Church of England rules out blessings for gay marriages
LONDON (Reuters) - Church of England priests will not be allowed to bless gay and lesbian weddings, or marry someone of the same sex themselves, according to new guidelines issued by the church, which is struggling to heal divides over homosexuality.
Same-sex marriage becomes legal in England next month, posing a dilemma for the Church of England, which is the mother church of the world's 80 million Anglicans and maintains that marriage is between a man and a woman.
England and Wales legalised secular same-sex civil partnerships in 2005. A church working group suggested last year that clergy allow gay and lesbian couples to mark and celebrate marriages held under the new legislation, as well as civil partnerships, in a religious service.
But following meetings last week, the church's bishops released guidelines at the weekend that ruled out any kind of blessing for gay marriages. Instead, they said, clergy could offer an informal prayer at their discretion and at the request of the couple.
"Services of blessing should not be provided. Clergy should respond pastorally and sensitively in other ways," said the guidance from the House of Bishops.
The Anglican Communion, which links Anglicans across and beyond the English-speaking world, has been split for years over gay rights and Biblical authority, especially since its U.S. branch - the Episcopal Church - ordained a gay bishop in 2003.
African traditionalists are strongly opposed to growing acceptance of homosexuality in the Anglican Communion and to a Church of England proposal for "facilitated conversations" on homosexuality.
The House of Bishops - one of three parts of the church's General Synod - also said people in a same-sex marriage should not be ordained as bishops, priests and deacons, nor should those in the ministry enter gay marriage.

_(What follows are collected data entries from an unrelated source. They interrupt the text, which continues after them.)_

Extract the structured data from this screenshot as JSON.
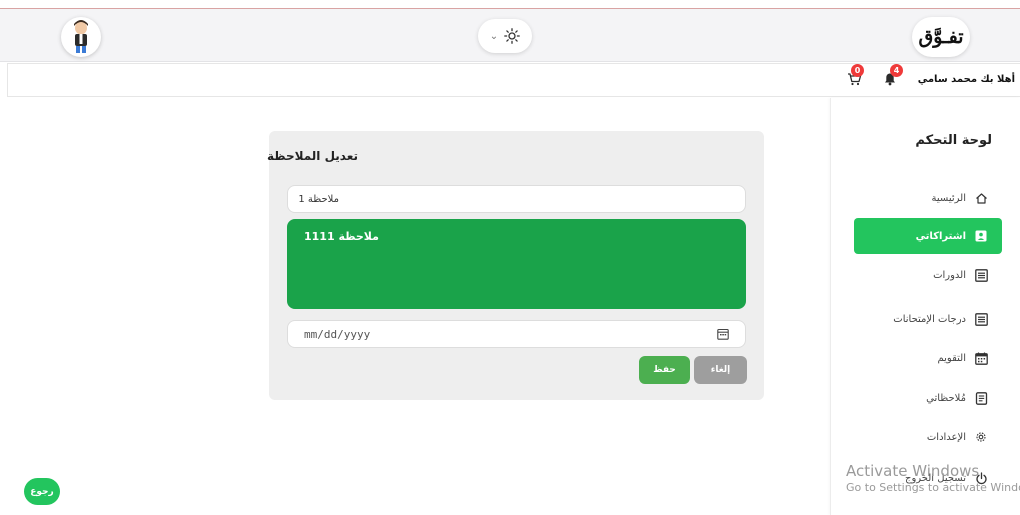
{
  "header": {
    "logo": "تفـوَّق",
    "theme_icon": "sun-icon",
    "avatar_icon": "user-avatar"
  },
  "subheader": {
    "greeting": "أهلا بك محمد سامي",
    "notifications_count": "4",
    "cart_count": "0"
  },
  "sidebar": {
    "title": "لوحة التحكم",
    "items": [
      {
        "label": "الرئيسية",
        "icon": "home-icon"
      },
      {
        "label": "اشتراكاتي",
        "icon": "id-card-icon"
      },
      {
        "label": "الدورات",
        "icon": "list-icon"
      },
      {
        "label": "درجات الإمتحانات",
        "icon": "list-icon"
      },
      {
        "label": "التقويم",
        "icon": "calendar-icon"
      },
      {
        "label": "مُلاحظاتي",
        "icon": "notes-icon"
      },
      {
        "label": "الإعدادات",
        "icon": "gear-icon"
      },
      {
        "label": "تسجيل الخروج",
        "icon": "power-icon"
      }
    ]
  },
  "form": {
    "heading": "تعديل الملاحظة",
    "title_value": "ملاحظة 1",
    "content_value": "ملاحظة 1111",
    "date_placeholder": "mm/dd/yyyy",
    "cancel_label": "إلغاء",
    "save_label": "حفظ"
  },
  "back_label": "رجوع",
  "watermark": {
    "title": "Activate Windows",
    "subtitle": "Go to Settings to activate Windows."
  },
  "colors": {
    "accent": "#23c55e",
    "editor": "#1aa34a",
    "badge": "#ef3a3a",
    "save": "#4caf50",
    "cancel": "#9e9e9e"
  }
}
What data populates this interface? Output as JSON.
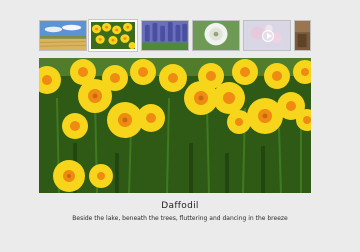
{
  "gallery": {
    "thumbnails": [
      {
        "subject": "wheat field under sky",
        "selected": false
      },
      {
        "subject": "yellow daffodils",
        "selected": true
      },
      {
        "subject": "purple grape hyacinths",
        "selected": false
      },
      {
        "subject": "dandelion seed head",
        "selected": false
      },
      {
        "subject": "video: pink flowers",
        "selected": false,
        "is_video": true
      },
      {
        "subject": "partial thumbnail",
        "selected": false
      }
    ],
    "current": {
      "title": "Daffodil",
      "description": "Beside the lake, beneath the trees, fluttering and dancing in the breeze"
    }
  },
  "colors": {
    "background": "#ebebeb",
    "thumb_border": "#bfbfbf",
    "selected_border": "#ffffff",
    "daffodil_petal": "#f6d51b",
    "daffodil_trumpet": "#ef8a12",
    "foliage": "#2e5a16"
  },
  "icons": {
    "video_thumbnail_overlay": "play-icon",
    "selection_pointer": "triangle-down-icon"
  }
}
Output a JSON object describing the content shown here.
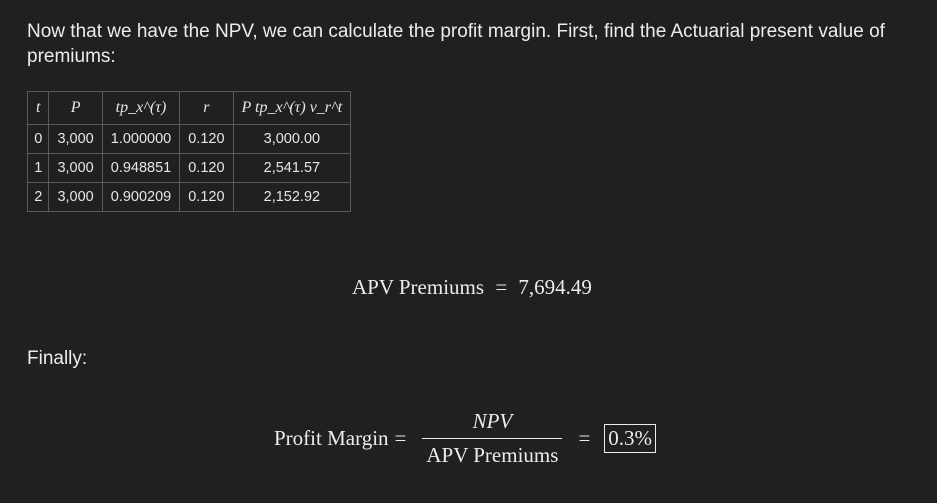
{
  "intro_text": "Now that we have the NPV, we can calculate the profit margin. First, find the Actuarial present value of premiums:",
  "table": {
    "columns": [
      "t",
      "P",
      "tp_x^(τ)",
      "r",
      "P tp_x^(τ) v_r^t"
    ],
    "rows": [
      [
        "0",
        "3,000",
        "1.000000",
        "0.120",
        "3,000.00"
      ],
      [
        "1",
        "3,000",
        "0.948851",
        "0.120",
        "2,541.57"
      ],
      [
        "2",
        "3,000",
        "0.900209",
        "0.120",
        "2,152.92"
      ]
    ]
  },
  "apv_equation": {
    "label": "APV Premiums",
    "equals": "=",
    "value": "7,694.49"
  },
  "finally_text": "Finally:",
  "profit_margin_equation": {
    "label": "Profit Margin",
    "equals": "=",
    "numerator": "NPV",
    "denominator": "APV Premiums",
    "result": "0.3%"
  }
}
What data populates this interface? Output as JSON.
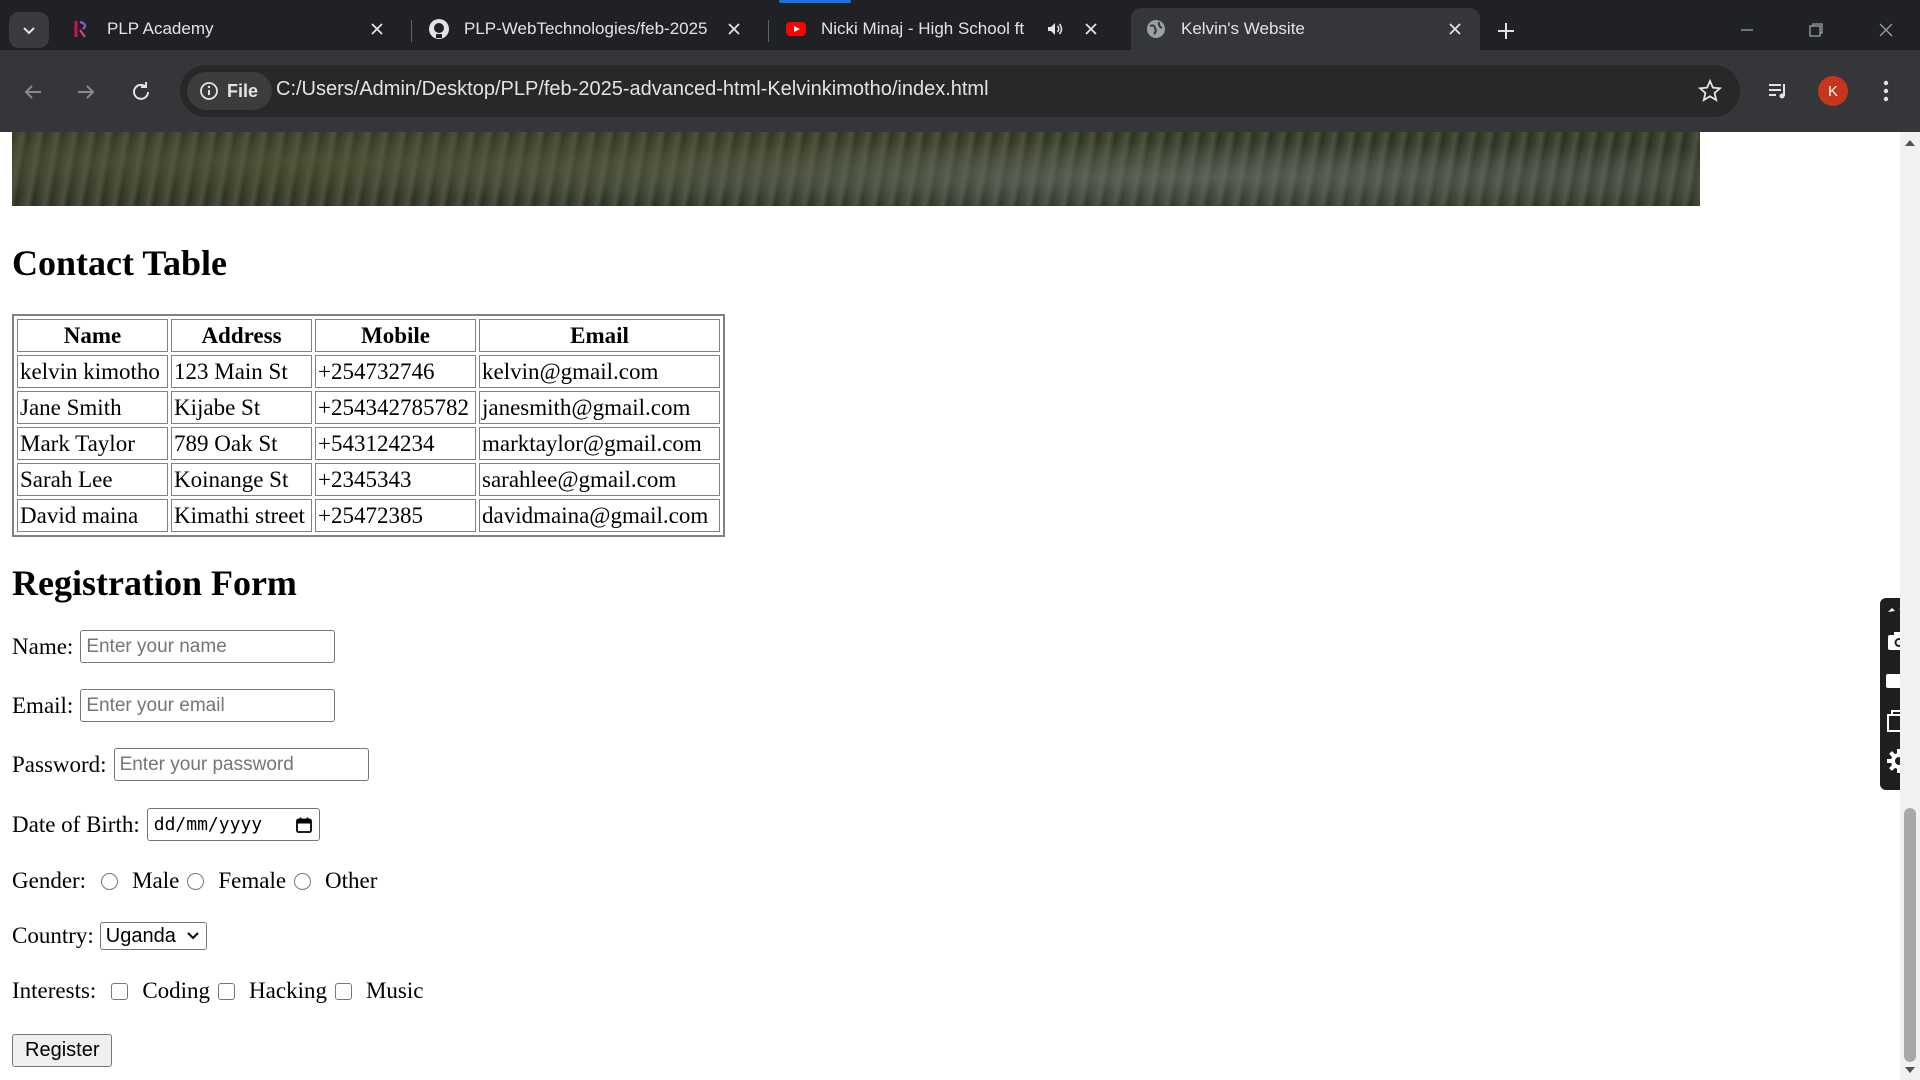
{
  "browser": {
    "tabs": [
      {
        "title": "PLP Academy",
        "icon": "plp-favicon",
        "active": false
      },
      {
        "title": "PLP-WebTechnologies/feb-2025",
        "icon": "github-icon",
        "active": false
      },
      {
        "title": "Nicki Minaj - High School ft",
        "icon": "youtube-icon",
        "active": false,
        "audio": true
      },
      {
        "title": "Kelvin's Website",
        "icon": "globe-icon",
        "active": true
      }
    ],
    "site_chip_label": "File",
    "url": "C:/Users/Admin/Desktop/PLP/feb-2025-advanced-html-Kelvinkimotho/index.html",
    "profile_initial": "K",
    "accent_color": "#1a73e8"
  },
  "page": {
    "contact_heading": "Contact Table",
    "contacts": {
      "headers": [
        "Name",
        "Address",
        "Mobile",
        "Email"
      ],
      "rows": [
        [
          "kelvin kimotho",
          "123 Main St",
          "+254732746",
          "kelvin@gmail.com"
        ],
        [
          "Jane Smith",
          "Kijabe St",
          "+254342785782",
          "janesmith@gmail.com"
        ],
        [
          "Mark Taylor",
          "789 Oak St",
          "+543124234",
          "marktaylor@gmail.com"
        ],
        [
          "Sarah Lee",
          "Koinange St",
          "+2345343",
          "sarahlee@gmail.com"
        ],
        [
          "David maina",
          "Kimathi street",
          "+25472385",
          "davidmaina@gmail.com"
        ]
      ]
    },
    "registration_heading": "Registration Form",
    "form": {
      "name_label": "Name:",
      "name_placeholder": "Enter your name",
      "email_label": "Email:",
      "email_placeholder": "Enter your email",
      "password_label": "Password:",
      "password_placeholder": "Enter your password",
      "dob_label": "Date of Birth:",
      "dob_value": "dd/mm/yyyy",
      "gender_label": "Gender:",
      "gender_options": [
        "Male",
        "Female",
        "Other"
      ],
      "country_label": "Country:",
      "country_selected": "Uganda",
      "interests_label": "Interests:",
      "interest_options": [
        "Coding",
        "Hacking",
        "Music"
      ],
      "submit_label": "Register"
    }
  }
}
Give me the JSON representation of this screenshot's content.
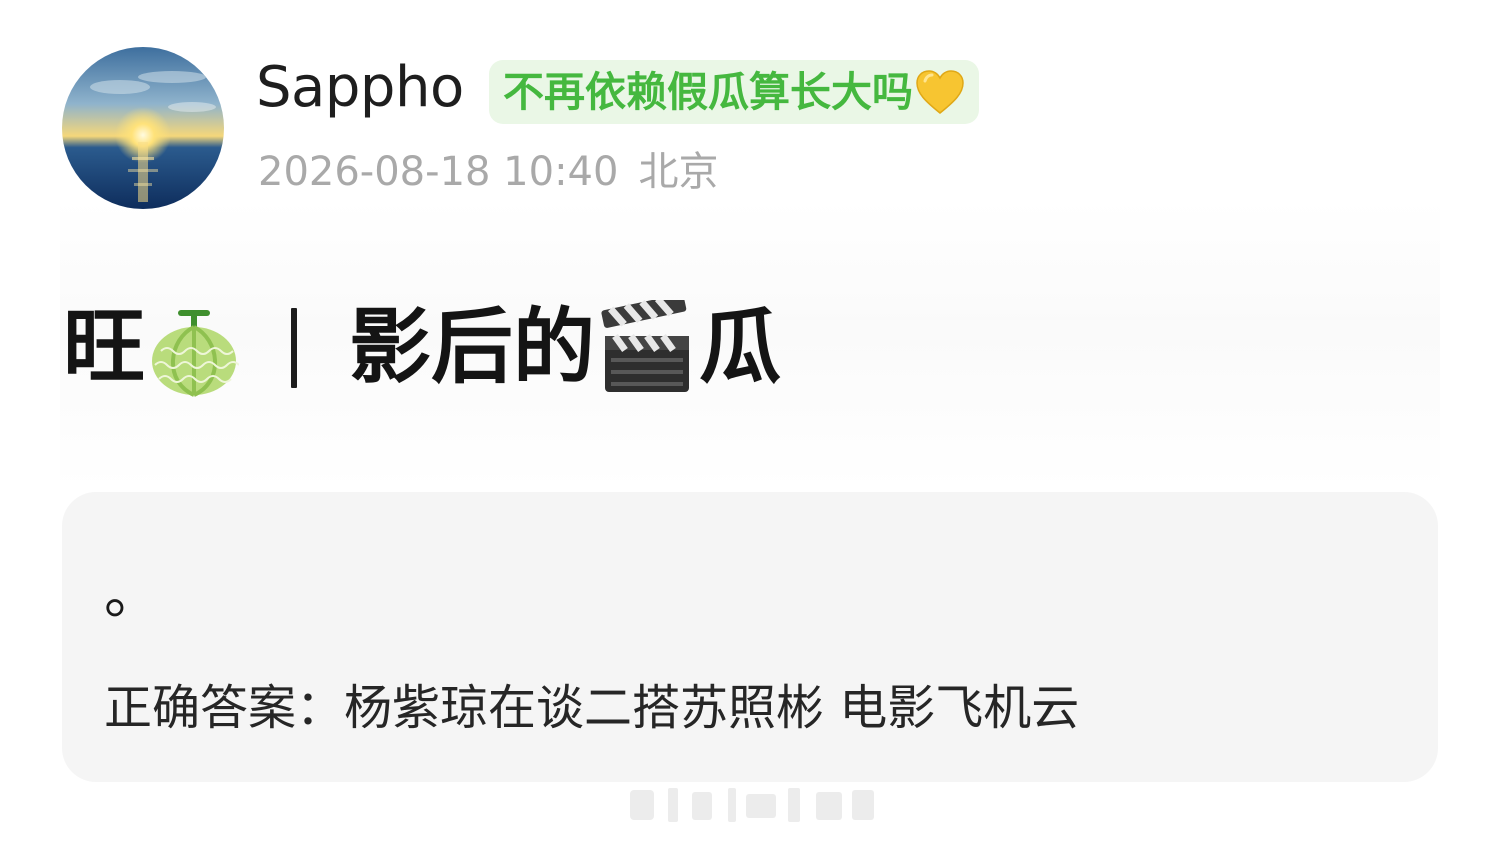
{
  "post": {
    "author": {
      "name": "Sappho",
      "badge_text": "不再依赖假瓜算长大吗",
      "badge_emoji_icon": "yellow-heart-icon"
    },
    "meta": {
      "datetime": "2026-08-18 10:40",
      "location": "北京"
    },
    "title": {
      "part1": "旺",
      "icon1": "melon-icon",
      "part2": "影后的",
      "icon2": "clapper-board-icon",
      "part3": "瓜"
    },
    "card": {
      "line1": "。",
      "line2": "正确答案：杨紫琼在谈二搭苏照彬 电影飞机云"
    }
  },
  "colors": {
    "badge_bg": "#eaf7e6",
    "badge_text": "#45b83f",
    "meta_text": "#a9a9a9",
    "card_bg": "#f5f5f5"
  }
}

"The House is not willing for those who are in a same-sex marriage to be ordained to any of the three orders of ministry," the bishops said. "In addition, it considers that it would not be appropriate conduct for someone in holy orders to enter into a same-sex marriage."
The legislation already forbids the Church of England and its sister Church in Wales from conducting same-sex marriages, although other religious groups can opt in if they want.
The Church of England had announced that it would address the issue of sexuality, saying it was aware it needed to reflect rapid changes in society and to address falling attendance rates and especially a failure to attract young people to the church.
The British parliament passed laws last year to allow gay marriages from 2014 in England and Wales. Scotland followed suit this month, becoming the 17th country to allow same-sex marriages.
Copies of the guidelines were sent to bishops and archbishops in other Anglican churches around the world, accompanied by a letter from the Archbishop of Canterbury Justin Welby and Archbishop of York John Sentamu.
They acknowledged the divisions in the church on homosexuality but said same-sex marriage was a "new reality" with implications for the Church of England that had to be discussed and addressed.